Hotel Chantelle needs to earn its place on the culinary map
Hotel Chantelle
23 Orchard St, W1H Tel: 020 7299 2522
This is the second outpost of Hotel Chantelle (neither are actually hotels – they’re named after a French World War II safe house), the first being a speak-easy style outfit in New York’s Lower East Side, which is said to be popular with the city’s bright young things. But just because you have a successful bar/restaurant in New York doesn’t mean you can start putting ropes around doorways in Marylebone.
This version features a large bar along one side, banquettes on the other and tables in-between, which I’d really hate to be seated at given how much traffic passes through.

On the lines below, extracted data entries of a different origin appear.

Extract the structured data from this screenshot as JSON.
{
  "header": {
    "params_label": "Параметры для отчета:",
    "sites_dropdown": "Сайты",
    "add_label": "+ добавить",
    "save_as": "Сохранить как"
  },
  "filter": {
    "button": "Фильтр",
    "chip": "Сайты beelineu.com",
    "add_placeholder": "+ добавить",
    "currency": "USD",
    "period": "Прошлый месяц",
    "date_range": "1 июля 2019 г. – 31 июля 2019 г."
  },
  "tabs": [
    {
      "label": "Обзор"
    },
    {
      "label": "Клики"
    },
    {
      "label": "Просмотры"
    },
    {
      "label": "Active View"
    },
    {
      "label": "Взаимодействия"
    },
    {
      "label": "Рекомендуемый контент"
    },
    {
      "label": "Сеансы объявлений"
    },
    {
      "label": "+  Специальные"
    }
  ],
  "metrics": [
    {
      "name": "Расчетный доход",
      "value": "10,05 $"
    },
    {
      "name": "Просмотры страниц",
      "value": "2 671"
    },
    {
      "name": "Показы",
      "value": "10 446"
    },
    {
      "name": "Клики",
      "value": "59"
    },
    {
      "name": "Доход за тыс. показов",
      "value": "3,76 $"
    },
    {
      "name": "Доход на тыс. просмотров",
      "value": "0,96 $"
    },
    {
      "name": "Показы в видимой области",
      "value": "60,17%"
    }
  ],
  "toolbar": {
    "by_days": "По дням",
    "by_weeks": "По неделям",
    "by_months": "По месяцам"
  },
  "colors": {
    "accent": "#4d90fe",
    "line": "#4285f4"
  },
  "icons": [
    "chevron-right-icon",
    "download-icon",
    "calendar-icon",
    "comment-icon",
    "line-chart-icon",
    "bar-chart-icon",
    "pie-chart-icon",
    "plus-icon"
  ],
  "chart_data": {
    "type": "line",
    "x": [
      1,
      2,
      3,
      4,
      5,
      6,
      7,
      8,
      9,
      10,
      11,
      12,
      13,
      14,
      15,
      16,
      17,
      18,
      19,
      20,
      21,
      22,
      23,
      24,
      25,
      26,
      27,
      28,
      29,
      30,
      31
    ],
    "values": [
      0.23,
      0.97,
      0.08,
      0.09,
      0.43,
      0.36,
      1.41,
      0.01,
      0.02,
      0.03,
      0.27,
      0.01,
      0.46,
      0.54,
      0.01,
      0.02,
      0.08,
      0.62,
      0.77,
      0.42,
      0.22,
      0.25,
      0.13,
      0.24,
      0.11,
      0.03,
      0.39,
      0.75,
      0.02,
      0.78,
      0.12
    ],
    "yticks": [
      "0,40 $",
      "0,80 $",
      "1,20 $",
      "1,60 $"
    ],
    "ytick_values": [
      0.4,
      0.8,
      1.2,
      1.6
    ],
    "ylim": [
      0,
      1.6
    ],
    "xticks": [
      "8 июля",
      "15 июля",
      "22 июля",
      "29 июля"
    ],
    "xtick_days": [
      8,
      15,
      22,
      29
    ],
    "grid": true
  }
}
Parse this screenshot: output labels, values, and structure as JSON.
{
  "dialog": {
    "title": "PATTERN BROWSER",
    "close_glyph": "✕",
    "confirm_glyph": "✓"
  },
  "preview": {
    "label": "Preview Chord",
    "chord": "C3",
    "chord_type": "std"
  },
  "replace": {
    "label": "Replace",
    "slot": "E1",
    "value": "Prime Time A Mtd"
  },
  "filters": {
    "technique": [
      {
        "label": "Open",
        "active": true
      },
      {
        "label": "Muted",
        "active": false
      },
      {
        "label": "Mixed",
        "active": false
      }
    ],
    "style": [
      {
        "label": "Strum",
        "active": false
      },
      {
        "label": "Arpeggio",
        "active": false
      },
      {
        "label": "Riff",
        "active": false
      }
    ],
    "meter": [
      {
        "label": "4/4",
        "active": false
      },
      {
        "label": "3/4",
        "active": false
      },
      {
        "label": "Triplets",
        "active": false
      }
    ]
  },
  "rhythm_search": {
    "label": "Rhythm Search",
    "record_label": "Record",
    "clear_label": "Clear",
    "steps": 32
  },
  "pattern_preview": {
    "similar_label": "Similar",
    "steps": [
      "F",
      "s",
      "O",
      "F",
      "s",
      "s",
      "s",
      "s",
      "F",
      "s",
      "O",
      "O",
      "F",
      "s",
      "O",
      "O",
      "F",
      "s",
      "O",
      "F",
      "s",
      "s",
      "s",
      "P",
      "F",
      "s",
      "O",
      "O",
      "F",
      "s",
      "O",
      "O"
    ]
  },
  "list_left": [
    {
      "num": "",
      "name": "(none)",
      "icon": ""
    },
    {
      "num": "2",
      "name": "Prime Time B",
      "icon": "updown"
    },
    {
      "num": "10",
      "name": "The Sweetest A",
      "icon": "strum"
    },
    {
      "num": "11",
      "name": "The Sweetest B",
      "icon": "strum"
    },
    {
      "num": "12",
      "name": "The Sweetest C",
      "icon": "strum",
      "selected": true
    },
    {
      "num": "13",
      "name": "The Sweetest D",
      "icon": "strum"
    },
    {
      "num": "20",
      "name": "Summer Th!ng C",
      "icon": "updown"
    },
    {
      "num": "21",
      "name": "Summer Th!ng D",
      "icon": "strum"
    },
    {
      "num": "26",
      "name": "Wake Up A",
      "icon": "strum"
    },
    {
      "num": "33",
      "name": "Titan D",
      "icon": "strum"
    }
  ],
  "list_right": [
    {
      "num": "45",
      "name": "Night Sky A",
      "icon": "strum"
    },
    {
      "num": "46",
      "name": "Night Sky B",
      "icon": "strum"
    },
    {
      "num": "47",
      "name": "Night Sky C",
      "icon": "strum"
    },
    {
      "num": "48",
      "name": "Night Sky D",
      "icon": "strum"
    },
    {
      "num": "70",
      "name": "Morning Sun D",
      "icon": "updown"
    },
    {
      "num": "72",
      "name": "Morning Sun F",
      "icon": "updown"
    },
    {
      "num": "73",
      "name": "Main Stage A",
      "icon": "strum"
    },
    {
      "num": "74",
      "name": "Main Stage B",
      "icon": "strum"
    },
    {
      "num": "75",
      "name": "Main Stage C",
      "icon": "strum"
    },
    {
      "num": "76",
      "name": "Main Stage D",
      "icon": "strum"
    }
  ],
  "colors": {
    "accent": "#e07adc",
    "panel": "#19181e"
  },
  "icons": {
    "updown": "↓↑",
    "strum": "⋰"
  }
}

Perhaps due to the dress code, the clientele was made up entirely of 30-something guys wearing shirts tucked into jeans and 30-something women wearing black dresses.

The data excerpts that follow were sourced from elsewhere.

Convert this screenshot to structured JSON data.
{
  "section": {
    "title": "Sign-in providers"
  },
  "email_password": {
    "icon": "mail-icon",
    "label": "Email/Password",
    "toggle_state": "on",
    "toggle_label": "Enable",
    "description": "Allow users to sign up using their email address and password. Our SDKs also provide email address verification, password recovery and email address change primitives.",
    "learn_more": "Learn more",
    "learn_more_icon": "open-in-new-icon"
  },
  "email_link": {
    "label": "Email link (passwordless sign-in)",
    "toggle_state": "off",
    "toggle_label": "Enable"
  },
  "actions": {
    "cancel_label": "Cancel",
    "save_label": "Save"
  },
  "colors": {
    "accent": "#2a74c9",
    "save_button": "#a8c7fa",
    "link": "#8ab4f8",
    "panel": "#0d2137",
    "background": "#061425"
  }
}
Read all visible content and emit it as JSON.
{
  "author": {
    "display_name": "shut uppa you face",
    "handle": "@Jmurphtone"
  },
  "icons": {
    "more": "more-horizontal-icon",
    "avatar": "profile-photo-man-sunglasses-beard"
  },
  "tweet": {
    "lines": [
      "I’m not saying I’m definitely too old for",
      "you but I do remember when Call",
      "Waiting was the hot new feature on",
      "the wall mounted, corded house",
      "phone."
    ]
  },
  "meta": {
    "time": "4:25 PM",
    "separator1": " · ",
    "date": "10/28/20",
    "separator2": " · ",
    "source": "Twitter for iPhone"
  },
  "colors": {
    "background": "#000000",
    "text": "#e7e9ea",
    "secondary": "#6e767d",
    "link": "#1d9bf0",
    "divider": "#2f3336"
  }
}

The menu is very much designed with the Instagram generation in mind. Deviled eggs with caviar comes in a glazed ceramic egg box strewn with flowers. The “Tuna Tartare Cigar” features a tube of wonton pastry wrapped around “sushi grade tuna” (there isn’t actually any such thing as “sushi grade tuna” – you could open a can of John West and call it “sushi grade” if you so desired), which rests on an ashtray filled with wasabi. The end of the “cigar” is dipped in black sesame seeds that look a bit like ash, and smoke curls up from a metal tray underneath. It’s certainly true to its vision, but you have to question a vision that involves eating out of an ashtray. Aesthetics aside, the pastry was too thick and the tuna too spicy.
A third starter of surf and turf – wagyu carpaccio with scallop tartare and caviar vinaigrette, topped with more flowers – was much better (as it should be at £19), the rich, oily meat working well with the thickly chopped scallops. At the next table, people were eating slices of Iberico ham strung up from a tiny washing line. “Cats would love that,” mused El Pye.